Simen Johan or Ruud van Empel re. Processing and Post-Production


----------



## AverageJoe (Jun 24, 2008)

Robert Cappa, man had ba... well you know.  They need to make a movie about his life.


----------



## icassell (Jun 24, 2008)

I think there was a PBS American Masters on Robert Capa.


----------



## kellylindseyphotography (Jun 24, 2008)

Sally Mann, some of Annie Liebovitz, Mark Selinger, Cartier-Brasson, Richard Avadon.  There are a few contemporary children's photographer's that I admire quite a bit.


----------



## Jedo_03 (Jun 25, 2008)

Cappa, Cartier-Bresson, McCurry, Adams: yeah - Capronigro...
But 'big-name' photographers aren't the only ones I admire... There are lots of photographers out there who make great images...
Some on this forum I admire...
Jedo


----------



## skiboarder72 (Jun 25, 2008)

Ken Rockwell


----------



## keedokes (Jun 29, 2008)

I'm a big fan of H.H. Bennet.  He was the first to take a stop-action photograph, back in 1886, of his son Ashley jumping Stand Rock in Wisconsin Dells.


----------



## icassell (Jun 30, 2008)

Hmmm ... did the next image show Ashley falling between the rocks?
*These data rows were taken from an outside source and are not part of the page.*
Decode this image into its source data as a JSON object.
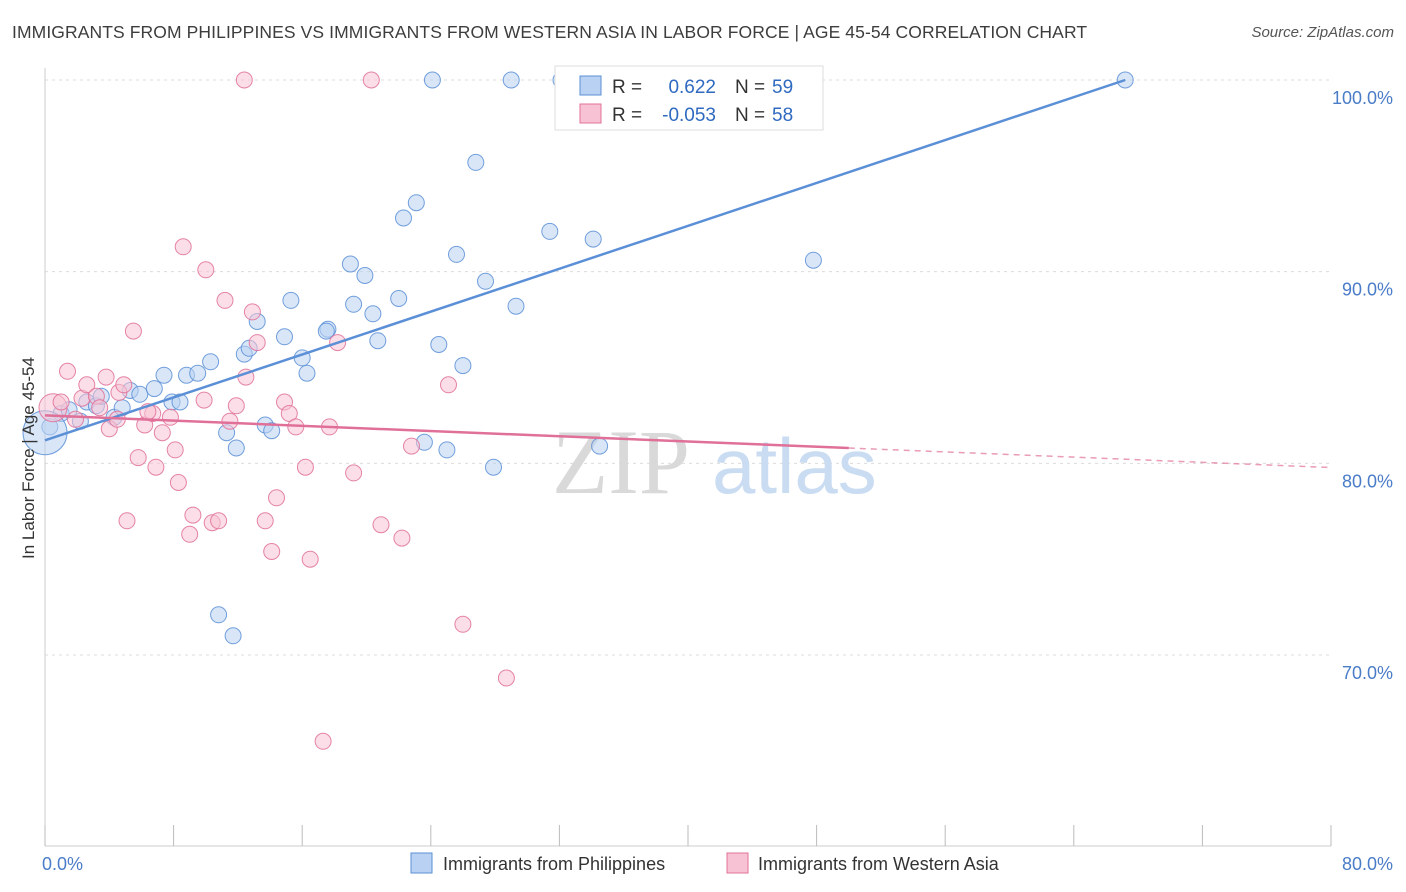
{
  "title": "IMMIGRANTS FROM PHILIPPINES VS IMMIGRANTS FROM WESTERN ASIA IN LABOR FORCE | AGE 45-54 CORRELATION CHART",
  "source": "Source: ZipAtlas.com",
  "watermark": {
    "zip": "ZIP",
    "atlas": "atlas"
  },
  "colors": {
    "blue": "#5b8fd6",
    "blue_fill": "#b9d2f3",
    "pink": "#e07098",
    "pink_fill": "#f7c3d4",
    "tick": "#4a7cc7"
  },
  "chart_data": {
    "type": "scatter",
    "xlabel": "",
    "ylabel": "In Labor Force | Age 45-54",
    "xlim": [
      0,
      80
    ],
    "ylim": [
      60,
      102
    ],
    "x_tick_labels": [
      {
        "v": 0,
        "label": "0.0%"
      },
      {
        "v": 80,
        "label": "80.0%"
      }
    ],
    "y_tick_labels": [
      {
        "v": 70,
        "label": "70.0%"
      },
      {
        "v": 80,
        "label": "80.0%"
      },
      {
        "v": 90,
        "label": "90.0%"
      },
      {
        "v": 100,
        "label": "100.0%"
      }
    ],
    "legend": {
      "rows": [
        {
          "r_label": "R =",
          "r_value": "0.622",
          "n_label": "N =",
          "n_value": "59"
        },
        {
          "r_label": "R =",
          "r_value": "-0.053",
          "n_label": "N =",
          "n_value": "58"
        }
      ]
    },
    "series": [
      {
        "name": "Immigrants from Philippines",
        "color": "#5b8fd6",
        "trend": {
          "x0": 0.0,
          "y0": 81.2,
          "x1": 67.2,
          "y1": 100.0,
          "dash_to": null
        },
        "points": [
          [
            0.3,
            81.9
          ],
          [
            1.0,
            82.6
          ],
          [
            1.5,
            82.8
          ],
          [
            2.2,
            82.2
          ],
          [
            2.6,
            83.2
          ],
          [
            3.2,
            83.0
          ],
          [
            3.5,
            83.5
          ],
          [
            4.3,
            82.4
          ],
          [
            4.8,
            82.9
          ],
          [
            5.3,
            83.8
          ],
          [
            5.9,
            83.6
          ],
          [
            6.8,
            83.9
          ],
          [
            7.4,
            84.6
          ],
          [
            7.9,
            83.2
          ],
          [
            8.4,
            83.2
          ],
          [
            8.8,
            84.6
          ],
          [
            9.5,
            84.7
          ],
          [
            10.3,
            85.3
          ],
          [
            10.8,
            72.1
          ],
          [
            11.7,
            71.0
          ],
          [
            11.3,
            81.6
          ],
          [
            11.9,
            80.8
          ],
          [
            12.4,
            85.7
          ],
          [
            12.7,
            86.0
          ],
          [
            13.2,
            87.4
          ],
          [
            13.7,
            82.0
          ],
          [
            14.1,
            81.7
          ],
          [
            14.9,
            86.6
          ],
          [
            15.3,
            88.5
          ],
          [
            16.0,
            85.5
          ],
          [
            16.3,
            84.7
          ],
          [
            17.6,
            87.0
          ],
          [
            17.5,
            86.9
          ],
          [
            19.0,
            90.4
          ],
          [
            19.2,
            88.3
          ],
          [
            19.9,
            89.8
          ],
          [
            20.4,
            87.8
          ],
          [
            20.7,
            86.4
          ],
          [
            22.0,
            88.6
          ],
          [
            22.3,
            92.8
          ],
          [
            23.1,
            93.6
          ],
          [
            23.6,
            81.1
          ],
          [
            24.1,
            100.0
          ],
          [
            24.5,
            86.2
          ],
          [
            25.0,
            80.7
          ],
          [
            25.6,
            90.9
          ],
          [
            26.0,
            85.1
          ],
          [
            26.8,
            95.7
          ],
          [
            27.4,
            89.5
          ],
          [
            27.9,
            79.8
          ],
          [
            29.0,
            100.0
          ],
          [
            29.3,
            88.2
          ],
          [
            31.4,
            92.1
          ],
          [
            32.1,
            100.0
          ],
          [
            34.1,
            91.7
          ],
          [
            34.5,
            80.9
          ],
          [
            47.8,
            90.6
          ],
          [
            67.2,
            100.0
          ],
          [
            0.0,
            81.6
          ]
        ]
      },
      {
        "name": "Immigrants from Western Asia",
        "color": "#e07098",
        "trend": {
          "x0": 0.0,
          "y0": 82.5,
          "x1": 50.0,
          "y1": 80.8,
          "dash_to": 80.0
        },
        "points": [
          [
            0.5,
            82.9
          ],
          [
            1.0,
            83.2
          ],
          [
            1.4,
            84.8
          ],
          [
            1.9,
            82.3
          ],
          [
            2.3,
            83.4
          ],
          [
            2.6,
            84.1
          ],
          [
            3.2,
            83.5
          ],
          [
            3.4,
            82.9
          ],
          [
            3.8,
            84.5
          ],
          [
            4.0,
            81.8
          ],
          [
            4.6,
            83.7
          ],
          [
            4.9,
            84.1
          ],
          [
            5.1,
            77.0
          ],
          [
            5.5,
            86.9
          ],
          [
            5.8,
            80.3
          ],
          [
            6.2,
            82.0
          ],
          [
            6.7,
            82.6
          ],
          [
            6.9,
            79.8
          ],
          [
            7.3,
            81.6
          ],
          [
            7.8,
            82.4
          ],
          [
            8.1,
            80.7
          ],
          [
            8.3,
            79.0
          ],
          [
            8.6,
            91.3
          ],
          [
            9.0,
            76.3
          ],
          [
            9.2,
            77.3
          ],
          [
            10.0,
            90.1
          ],
          [
            10.4,
            76.9
          ],
          [
            10.8,
            77.0
          ],
          [
            11.2,
            88.5
          ],
          [
            11.5,
            82.2
          ],
          [
            11.9,
            83.0
          ],
          [
            12.4,
            100.0
          ],
          [
            12.5,
            84.5
          ],
          [
            12.9,
            87.9
          ],
          [
            13.2,
            86.3
          ],
          [
            13.7,
            77.0
          ],
          [
            14.1,
            75.4
          ],
          [
            14.4,
            78.2
          ],
          [
            14.9,
            83.2
          ],
          [
            15.2,
            82.6
          ],
          [
            15.6,
            81.9
          ],
          [
            16.2,
            79.8
          ],
          [
            16.5,
            75.0
          ],
          [
            17.3,
            65.5
          ],
          [
            17.7,
            81.9
          ],
          [
            18.2,
            86.3
          ],
          [
            19.2,
            79.5
          ],
          [
            20.3,
            100.0
          ],
          [
            20.9,
            76.8
          ],
          [
            22.2,
            76.1
          ],
          [
            22.8,
            80.9
          ],
          [
            25.1,
            84.1
          ],
          [
            26.0,
            71.6
          ],
          [
            28.7,
            68.8
          ],
          [
            37.0,
            100.0
          ],
          [
            4.5,
            82.3
          ],
          [
            9.9,
            83.3
          ],
          [
            6.4,
            82.7
          ]
        ]
      }
    ]
  }
}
Oh wait, he couldn't have changed plates that fast ...


----------



## keedokes (Jun 30, 2008)

I know, doesn't it look like he missed?  But, no--he made it!  It took him a ton of tries to get it right, but Ashley ends up surviving and giving the man grandkids eventually.


----------



## TylerCacek (Jul 9, 2008)

nachtwey and zoriah hands down. they are two incredible conflict photographers. coming in at a close 3rd is Jim Lo Scalzo


----------



## Analog (Jul 12, 2008)

Adams, Atget, Hine, The three i enjoy the most.


----------